The recall and precision bounds are derived for combinations of three binary axes: full versus partial adversarial exhaustion, strict novelty versus gamma-novelty, and perfect versus relaxed tail precision. Figure 1 of the paper summarises all cases in a single diagram, distinguishing existing results (from Kleinberg and Wei 2025b) from new results. The new lower bounds on recall under relaxed tail precision are of the form max(1 - beta, alpha/3), where alpha and beta are lower and upper bounds on the adversary's revealed fraction. When the adversary is sparse (large 1 - beta), the relaxed learner can substantially outperform the eventually-valid one.
Results and What They Mean
The core finding is that hallucinations, properly controlled, are not just an unavoidable nuisance but can be a resource. The adversarial model here is abstract, but it maps onto a recognisable real-world situation: a language model is trained on a corpus that covers only part of the true distribution, and the withheld portion is exactly what the model needs to generalise to. The theoretical result says that if you are willing to tolerate errors at a vanishing rate, you can recover coverage that is otherwise inaccessible.
The gamma-novelty result is perhaps the more surprising of the two. One might expect that allowing a fixed fraction of repetitions would help only marginally. Instead, any gamma strictly less than one is sufficient to achieve perfect recall and perfect precision simultaneously. The transition from gamma = 1 (strict novelty) to gamma < 1 is sharp: below the boundary, the problem becomes tractable in a much stronger sense.
The batched adversary generalisation is also worth noting as a standalone technical contribution. Prior work assumed the adversary reveals one string per round, which is a significant restriction. The batched setting is closer to how training data is actually presented, and the algorithms developed here remain correct under this more general model.

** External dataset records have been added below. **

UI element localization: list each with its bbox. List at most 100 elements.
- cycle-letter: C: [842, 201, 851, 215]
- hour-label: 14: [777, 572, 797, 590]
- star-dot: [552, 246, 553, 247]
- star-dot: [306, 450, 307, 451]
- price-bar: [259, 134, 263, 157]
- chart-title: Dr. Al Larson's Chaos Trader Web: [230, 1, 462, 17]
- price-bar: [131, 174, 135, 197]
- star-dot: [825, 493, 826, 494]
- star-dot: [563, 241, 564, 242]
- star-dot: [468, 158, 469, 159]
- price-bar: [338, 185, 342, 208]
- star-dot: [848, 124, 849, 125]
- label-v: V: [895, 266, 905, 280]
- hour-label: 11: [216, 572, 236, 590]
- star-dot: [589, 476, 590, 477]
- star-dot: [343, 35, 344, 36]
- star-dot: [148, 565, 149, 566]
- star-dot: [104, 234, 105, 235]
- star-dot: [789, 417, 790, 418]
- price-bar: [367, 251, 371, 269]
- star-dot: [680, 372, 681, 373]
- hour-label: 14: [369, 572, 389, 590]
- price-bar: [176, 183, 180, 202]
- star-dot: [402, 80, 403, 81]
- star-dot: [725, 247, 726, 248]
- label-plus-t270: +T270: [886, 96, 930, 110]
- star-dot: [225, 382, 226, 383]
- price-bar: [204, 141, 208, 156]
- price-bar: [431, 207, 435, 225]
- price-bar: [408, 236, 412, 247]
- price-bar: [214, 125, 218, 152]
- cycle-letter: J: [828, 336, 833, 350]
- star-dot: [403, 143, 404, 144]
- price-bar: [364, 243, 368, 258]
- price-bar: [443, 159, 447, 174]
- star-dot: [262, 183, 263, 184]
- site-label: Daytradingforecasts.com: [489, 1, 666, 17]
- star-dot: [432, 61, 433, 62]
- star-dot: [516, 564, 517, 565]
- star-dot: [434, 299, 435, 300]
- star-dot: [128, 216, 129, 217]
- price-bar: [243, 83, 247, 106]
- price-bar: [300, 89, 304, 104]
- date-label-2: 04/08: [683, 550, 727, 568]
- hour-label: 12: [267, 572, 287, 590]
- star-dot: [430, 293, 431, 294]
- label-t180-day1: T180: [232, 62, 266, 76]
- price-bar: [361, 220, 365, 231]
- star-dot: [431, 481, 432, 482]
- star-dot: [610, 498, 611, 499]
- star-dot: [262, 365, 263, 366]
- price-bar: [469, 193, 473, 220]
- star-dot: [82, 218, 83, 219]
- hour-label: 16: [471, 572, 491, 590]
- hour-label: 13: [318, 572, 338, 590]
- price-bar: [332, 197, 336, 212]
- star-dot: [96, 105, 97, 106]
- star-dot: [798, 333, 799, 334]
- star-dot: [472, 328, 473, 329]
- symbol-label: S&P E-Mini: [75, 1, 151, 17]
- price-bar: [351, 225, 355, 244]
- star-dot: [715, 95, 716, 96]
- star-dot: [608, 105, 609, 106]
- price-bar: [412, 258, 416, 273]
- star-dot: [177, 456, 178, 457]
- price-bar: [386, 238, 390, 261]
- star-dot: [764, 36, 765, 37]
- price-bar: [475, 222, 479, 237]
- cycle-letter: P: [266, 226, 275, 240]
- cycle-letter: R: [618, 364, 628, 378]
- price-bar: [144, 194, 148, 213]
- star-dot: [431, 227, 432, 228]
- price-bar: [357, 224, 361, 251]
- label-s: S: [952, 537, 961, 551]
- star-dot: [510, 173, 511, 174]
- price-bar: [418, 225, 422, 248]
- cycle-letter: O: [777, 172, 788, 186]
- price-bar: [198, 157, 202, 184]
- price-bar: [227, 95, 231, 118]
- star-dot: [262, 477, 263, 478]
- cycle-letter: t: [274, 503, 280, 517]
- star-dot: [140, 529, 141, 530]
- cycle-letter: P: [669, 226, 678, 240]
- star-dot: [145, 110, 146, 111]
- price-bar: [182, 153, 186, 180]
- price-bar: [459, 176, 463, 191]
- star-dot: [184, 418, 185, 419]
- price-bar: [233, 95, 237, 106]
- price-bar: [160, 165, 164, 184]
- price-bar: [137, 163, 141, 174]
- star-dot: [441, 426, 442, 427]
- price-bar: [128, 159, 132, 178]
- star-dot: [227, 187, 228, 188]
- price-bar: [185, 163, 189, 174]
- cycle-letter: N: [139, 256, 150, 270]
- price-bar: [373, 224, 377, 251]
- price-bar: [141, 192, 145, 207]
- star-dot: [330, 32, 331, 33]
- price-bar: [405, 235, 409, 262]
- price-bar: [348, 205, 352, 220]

Limitations and Open Questions
The framework remains firmly in the worst-case, adversarial tradition of learning theory. The adversary is computationally unbounded and can withhold arbitrary portions of the target language indefinitely. This is a useful theoretical baseline but may not capture the statistical structure of real training corpora, where the withheld portion is not adversarially chosen but reflects sampling bias or data availability. Connecting these asymptotic results to finite-sample or PAC-style bounds would be a natural next step.
The precision metric defined via exhaustions is elegant but leaves open the question of how to estimate precision in practice. For a deployed language model, you cannot observe the target language directly, so computing recall or precision in this sense requires knowing what you are trying to cover, which is precisely what is unknown. The theoretical results are therefore best read as existence proofs and impossibility results rather than as algorithmic recipes for practitioners.
There is also a question of whether the vanishing hallucination rate is achievable at a useful rate of decay. The theoretical results guarantee that the rate goes to zero but do not specify how fast. For practical purposes, a hallucination rate that decays as 1/log(t) is very different from one that decays as 1/t, even if both satisfy the asymptotic condition.
Overall, this paper makes a genuine theoretical contribution by introducing precision as a formal metric in the generation-in-the-limit setting and by showing that the recall-precision trade-off has a non-trivial structure that depends on the adversary's behaviour. The result that controlled hallucinations can unlock coverage otherwise blocked by adversarial withholding is both counterintuitive and well-grounded. It gives a theoretical basis for thinking about error rates in language generation as something to be managed rather than simply minimised.